Lausanne, Switzerland-based ADCT is developing ADCs that combine monoclonal antibodies with pyrrolobenzodiazepine (PBD)-based warheads. It is these PBD dimer toxins that have established ADCT as one of the best-financed private players in biotech.
Having been delivered into a cancer cell by the antibody-targeting mechanism, PBD binds in the minor groove of DNA and forms DNA interstrand cross-links. These cross-links prevent cell division and kill the cell. PBD does this without distorting the DNA structure. And, as such, repair processes that would help the cancer fight back remain dormant.
ADCT has generated enough data to back up this mechanism to commit to registrational trials and persuade investors to bankroll its plans. The clinical data come from ADCT-301 and ADCT-402, the assets ADCT will move into registrational trials early next year. ADCT has enough cash in the bank to deliver data for the primary endpoints of the registrational studies.
AstraZeneca, Auven Therapeutics, Redmile, the Wild Family Office and other new and existing investors put up the money. ADCT said two years ago it sees an IPO in its future and keeps an up-to-date prospectus so it is ready to file for a Nasdaq listing at any time.

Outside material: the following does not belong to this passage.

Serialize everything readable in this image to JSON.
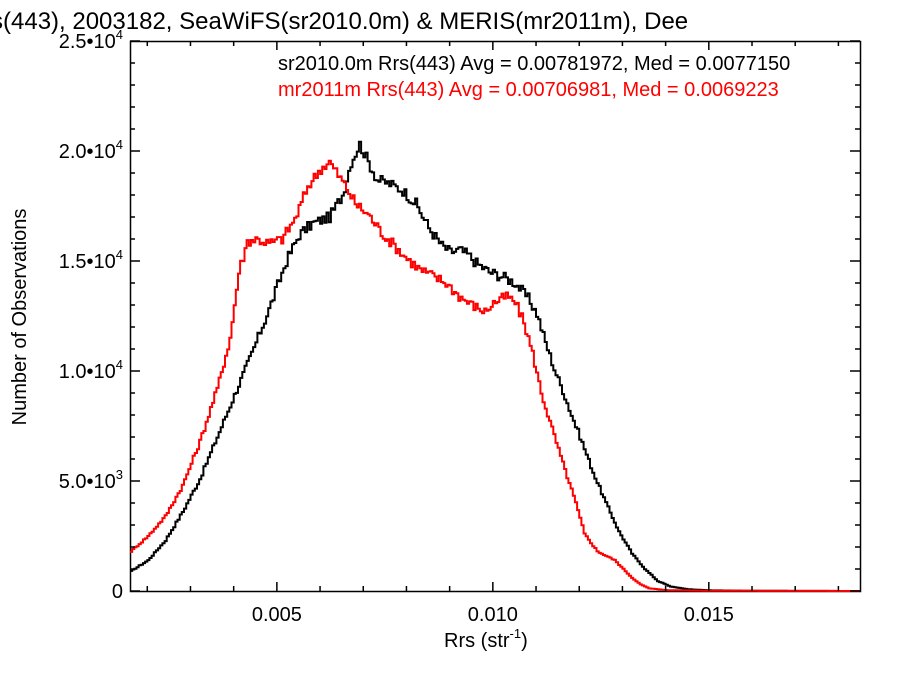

But the willingness of deep-pocketed private financiers to put up the money means the prospectus is staying in the drawer for now.
“We looked at public markets,” ADCT CEO Chris Martin said. “We really had a high level of interest from our existing investors and were approached by some other large private financing investors, so we … really didn't need to go to the public markets at this stage. The transaction costs [of the private financing] were considerably lower. The organizational demands were considerably lower. We have so much operationally to do it just made more sense.”
ADCT-402 is at the top of that to-do list. The CD19-targeting ADC is advancing into a registrational trial on the back of data linking it to a 61% overall response rate in patients with relapsed or refractory non-Hodgkin’s lymphoma. More than 40% of patients had a complete response. ADCT achieved those responses in 62 evaluable patients who had undergone a median of three prior therapies.
The data on CD25-targeting drug ADCT-301 are more preliminary. At the last data drop, five of the 13 Hodgkin lymphoma patients treated with ADCT-301 had experienced a complete or partial response. ADCT will present more data on the drugs at ASH in December.
As in the ADCT-402 trial, the ADCT-301 study enrolled heavily pretreated patients. ADCT will target the same patient populations in the registrational trials.
If ADCT can replicate its early-phase results, it will tee itself up to bring ADCT-301 and ADCT-402 to market as options for patients who have been failed by existing drugs. But the biotech also wants to muscle in on the earlier lines of therapy. To do so, ADCT plans to use some of the $200 million to run combination trials, one of which will feature a checkpoint inhibitor.
“There's strong preclinical data showing a synergy between PBD-ADCs and checkpoint inhibitors, with the ability to … turn cold tumors into hot tumors,” Martin said.
If the clinical data follows suit, ADCT could move its drugs into earlier lines of therapy by showing they improve on standard of care.
The combination studies are part of a clutch of clinical trials ADCT plans to initiate and expand now it has more money. Development of ADCT’s third internal clinical candidate, solid-tumor drug ADC-502, is set to expand to cover other HER2-positive diseases. And a CD22-targeting program and secretive solid-tumor asset will follow it into the clinic within the next six months.
ADCT will add to its 66-strong team, which works across four locations in the U.S. and Europe, to support these activities.